[Python-3000] Addition to PEP 3101

Talin talin at acm.org
Tue May 1 05:06:06 CEST 2007

Greg Ewing wrote:
> Patrick Maupin wrote:
>> Method calls are deliberately disallowed by the PEP, so that the
>> implementation has some hope of being securable.
> If attribute access is allowed, arbitrary code can already
> be triggered, so I don't see how this makes a difference
> to security.

Not quite. It depends on what you mean by 'arbitrary code'.

Let's take a hypothetical example: Suppose I have a format string which 
I downloaded from the nefarious "evil.org" web site which I suspect may 
contain "evil" formatting fields.

Now, I'd like to be able to use this format string, but I want to be 
able to contain the damage that it can do. For example, if I pass a list 
of integers as the format parameters, there is little harm that can be 
done. Even if my evil string contains things like 
"{0.__class__.__module__}" - in other words, even if it spiders through 
the base class list and the MRO list and everything else, there's little 
  damage it can do, because it can't call any functions.

Now, lets suppose that somewhere in the set of objects that are 
transitively reachable from those parameter values, there's an object 
which has an attribute such that accessing that attribute deletes my 
hard drive or has some other bad effect. Obviously this would be bad. 
Bad because my hard drive was deleted, sure, but even worse because I'm 
an idiot for writing such a stupid class in the first place.

I know that's a bit over the top, but what I mean to say is that in the 
normal course of events, one can assume that attribute accesses are 
either stateless, or should at least *seem* to be stateless from the 
outside.

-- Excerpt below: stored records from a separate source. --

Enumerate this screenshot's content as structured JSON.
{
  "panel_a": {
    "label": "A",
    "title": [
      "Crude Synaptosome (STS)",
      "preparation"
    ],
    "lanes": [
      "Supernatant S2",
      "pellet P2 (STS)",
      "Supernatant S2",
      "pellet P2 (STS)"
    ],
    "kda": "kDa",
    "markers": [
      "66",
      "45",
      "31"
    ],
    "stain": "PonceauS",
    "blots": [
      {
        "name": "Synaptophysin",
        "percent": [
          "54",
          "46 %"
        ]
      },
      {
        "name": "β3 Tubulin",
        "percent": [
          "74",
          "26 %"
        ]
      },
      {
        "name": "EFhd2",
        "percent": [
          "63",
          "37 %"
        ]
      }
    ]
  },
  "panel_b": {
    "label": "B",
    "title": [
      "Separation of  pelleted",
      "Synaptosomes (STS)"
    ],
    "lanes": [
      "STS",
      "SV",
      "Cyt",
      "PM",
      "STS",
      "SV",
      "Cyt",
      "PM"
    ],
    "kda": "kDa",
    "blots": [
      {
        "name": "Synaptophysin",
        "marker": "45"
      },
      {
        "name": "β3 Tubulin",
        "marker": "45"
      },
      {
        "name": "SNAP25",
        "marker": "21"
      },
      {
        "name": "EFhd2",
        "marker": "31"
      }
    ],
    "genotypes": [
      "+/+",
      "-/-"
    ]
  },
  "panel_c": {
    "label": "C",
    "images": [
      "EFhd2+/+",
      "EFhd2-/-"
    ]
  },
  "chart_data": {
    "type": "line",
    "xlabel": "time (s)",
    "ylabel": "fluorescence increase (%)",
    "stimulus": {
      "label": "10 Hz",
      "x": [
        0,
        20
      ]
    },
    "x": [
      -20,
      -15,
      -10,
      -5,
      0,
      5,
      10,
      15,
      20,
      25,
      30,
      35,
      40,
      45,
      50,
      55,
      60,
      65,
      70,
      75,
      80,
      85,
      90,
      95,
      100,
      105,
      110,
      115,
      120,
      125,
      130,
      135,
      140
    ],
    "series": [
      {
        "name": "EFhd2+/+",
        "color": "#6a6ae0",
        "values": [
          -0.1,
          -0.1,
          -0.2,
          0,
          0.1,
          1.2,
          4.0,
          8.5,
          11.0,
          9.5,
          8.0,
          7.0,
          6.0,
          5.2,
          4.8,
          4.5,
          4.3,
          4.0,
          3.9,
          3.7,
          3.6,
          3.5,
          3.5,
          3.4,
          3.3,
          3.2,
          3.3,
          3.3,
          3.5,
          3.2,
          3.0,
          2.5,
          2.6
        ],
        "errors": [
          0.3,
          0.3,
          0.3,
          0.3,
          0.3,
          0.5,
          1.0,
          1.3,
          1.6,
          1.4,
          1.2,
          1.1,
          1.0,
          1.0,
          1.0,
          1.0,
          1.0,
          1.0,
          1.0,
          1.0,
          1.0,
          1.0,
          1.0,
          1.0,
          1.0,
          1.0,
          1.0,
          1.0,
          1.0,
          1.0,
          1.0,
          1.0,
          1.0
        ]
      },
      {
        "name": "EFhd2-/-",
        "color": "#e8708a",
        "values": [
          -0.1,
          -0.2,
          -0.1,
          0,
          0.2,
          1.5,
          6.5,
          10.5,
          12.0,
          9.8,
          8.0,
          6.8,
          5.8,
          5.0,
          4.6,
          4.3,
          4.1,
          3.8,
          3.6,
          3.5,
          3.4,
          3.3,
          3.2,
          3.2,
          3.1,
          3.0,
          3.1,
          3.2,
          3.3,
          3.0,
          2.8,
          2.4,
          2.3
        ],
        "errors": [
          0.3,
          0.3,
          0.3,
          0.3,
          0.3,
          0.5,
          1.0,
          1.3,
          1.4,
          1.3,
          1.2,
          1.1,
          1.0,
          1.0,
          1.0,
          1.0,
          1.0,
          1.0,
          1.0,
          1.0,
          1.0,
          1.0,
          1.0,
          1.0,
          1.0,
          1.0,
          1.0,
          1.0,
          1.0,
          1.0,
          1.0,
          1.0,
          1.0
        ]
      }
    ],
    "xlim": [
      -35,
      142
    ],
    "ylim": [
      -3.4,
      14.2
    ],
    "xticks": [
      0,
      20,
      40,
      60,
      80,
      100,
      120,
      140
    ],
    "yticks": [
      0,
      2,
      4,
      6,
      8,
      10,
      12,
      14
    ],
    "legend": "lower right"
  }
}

It's considered bad form to go around writing classes where the 
mere access of an attribute has some potentially deleterious effect. 
Anyone who writes a class like that deserves to have their hard drive 
deleted IMHO.

So the judgment was made that it's relatively safe to access attributes 
(even if they can be overloaded), whereas allowing method invocations is 
much less safe.

So yes, theoretically attribute access can indeed run arbitrary code. 
But not in a world with mostly sane people in it.